Normalmente, nunca me ha entusiasmado mucho la democracia.
Más que nada, porque la gente parece estar convencida de que votar a políticos
corruptos es una buena idea. Lo de “corruptos” no es necesariamente un adjetivo
puesto para crear dramatismo, sorprende ver la cantidad de políticos ya
procesados por corrupción que se han presentado a las elecciones municipales.
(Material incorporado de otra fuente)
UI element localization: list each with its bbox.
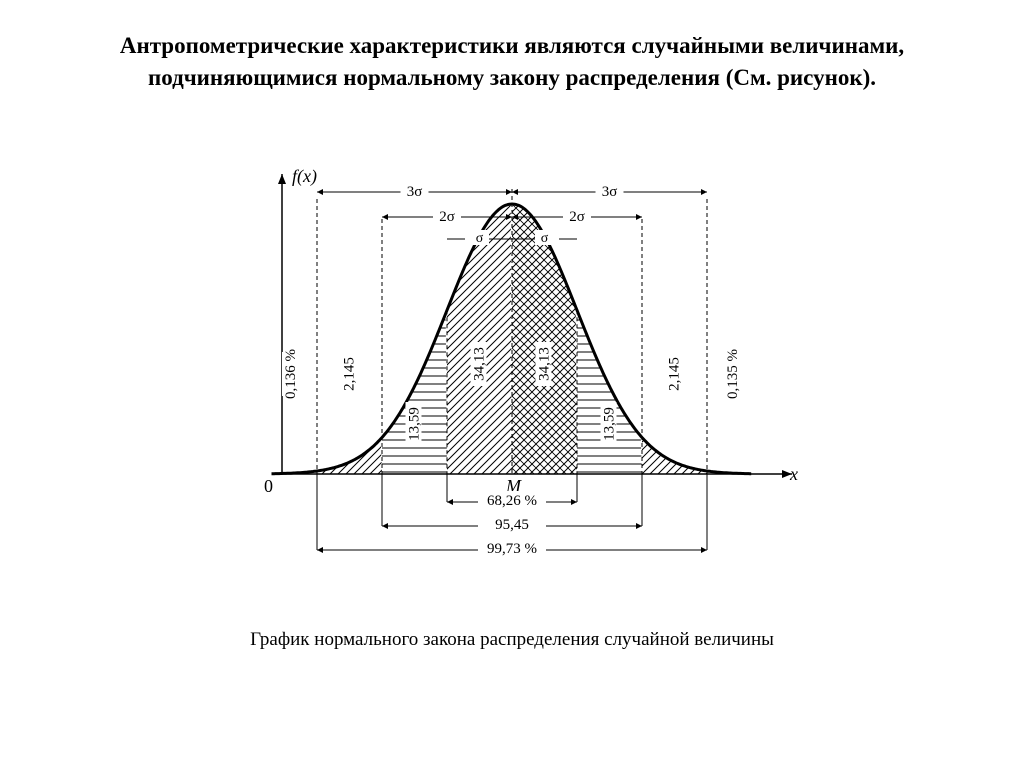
svg-text:0,135 %: 0,135 % <box>725 349 741 399</box>
svg-text:68,26 %: 68,26 % <box>487 493 537 509</box>
chart-caption: График нормального закона распределения … <box>250 629 774 651</box>
svg-text:2σ: 2σ <box>439 209 455 225</box>
chart-container: f(x)0xM3σ3σ2σ2σσσ68,26 %95,4599,73 %34,1… <box>192 124 832 609</box>
svg-text:3σ: 3σ <box>602 184 618 200</box>
svg-text:0: 0 <box>264 476 273 496</box>
svg-text:34,13: 34,13 <box>537 348 553 382</box>
svg-text:3σ: 3σ <box>407 184 423 200</box>
normal-distribution-chart: f(x)0xM3σ3σ2σ2σσσ68,26 %95,4599,73 %34,1… <box>192 124 832 604</box>
svg-text:34,13: 34,13 <box>472 348 488 382</box>
svg-text:0,136 %: 0,136 % <box>283 349 299 399</box>
svg-text:99,73 %: 99,73 % <box>487 541 537 557</box>
svg-text:2,145: 2,145 <box>342 358 358 392</box>
svg-text:f(x): f(x) <box>292 166 317 187</box>
svg-text:13,59: 13,59 <box>602 408 618 442</box>
svg-text:13,59: 13,59 <box>407 408 423 442</box>
svg-text:x: x <box>789 464 798 484</box>
svg-text:95,45: 95,45 <box>495 517 529 533</box>
svg-text:2σ: 2σ <box>569 209 585 225</box>
svg-text:σ: σ <box>541 231 549 246</box>
page-title: Антропометрические характеристики являют… <box>62 30 962 94</box>
svg-text:2,145: 2,145 <box>667 358 683 392</box>
svg-text:σ: σ <box>476 231 484 246</box>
Y
que las han ganado.
Así que mi actitud era bastante escéptica, pero como vi que
cada vez había más gente en las campadas (si no me equivoco, yo empecé a ir el
día 19 de mayo), decidí pasarme por la Plaza
Arriaga , aunque fuera para hacer bulto y que se notara que
había muchos jóvenes indignados.
El segundo día estaba sentado en el suelo, asistiendo a una
asamblea que empezaba a ser cada vez más multitudinaria. Estaba reflexionando
sobre la cantidad de gente que habría ahí, que probablemente ya se podrían
contar por miles. Más concretamente, estaba pensando en que si yo fuera
Zapatero, tampoco me molestaría excesivamente que hubiera tanta gente en la
calle manifestando su resentimiento hacia mí, y hacia tantos otros políticos.
De hecho, va a tener un sueldo vitalicio toda su vida, y Aznar, entre el sueldo
vitalicio, la pensión de periodista y ser asesor de Endesa, aún hoy en día gana
300.000 € al año, así que no creo que les entristezca mucho dejar de ser
presidentes.
En aquel momento algunos globos cayeron de quién sabe dónde
y fueron dando tumbos por entre la multitud. Una chica golpeó uno que me cayó
encima, y me sonrió. Yo estaba pensando más bien en la sonrisa que debía tener
en aquel momento Aznar.
Un rato después me di cuenta de que aquella había sido una
de las sonrisas más sinceras que me había dedicado un desconocido en mi vida,
sino la que más. Pero sobre todo, me di cuenta de que estaba demasiado ocupado
cagándome mentalmente en todos nuestros políticos, y noté que no había devuelto
la sonrisa. De hecho, teniendo en cuenta los pensamientos que estaban cruzando
mi mente, mi expresión en aquel momento debía ser de puro odio y resentimiento.
Entonces me di cuenta de que, esta vez, la revolución iba de sonrisas.
La acampada de la Plaza
Arriaga , y supongo que las demás tampoco, no se puede definir
como una influencia sobre los resultados en las elecciones del 22 de mayo, ni
como una cifra de personas, ni como una serie de propuestas ni un manifiesto.
Yo la definiría como una serie de sonrisas, todas ellas sinceras y alguna que
otra helada, en las máscaras de Guy Fawkes. Como gente reuniéndose en círculo,
hablando y compartiendo sus sentimientos. Como los niños jugando en un rincón,
las preciosas pancartas y dibujos, y esa extraña sensación de unión entre
personas desconocidas, y de felicidad.
Un hombre que habló en una de las asambleas dijo algo así
como: “Estoy seguro de que en esta plaza ahora no hay ni una sola mala
persona”. Puede que fuera un poco exagerado, pero en un mundo donde la mayor
parte de la gente se dedica a robar cosas que no necesita y a joder al
personal, la sensación de paz, tranquilidad y compañerismo que se respiraba en la Plaza Arriaga era
sobrecogedora. Respeto. Confianza. Sonrisas.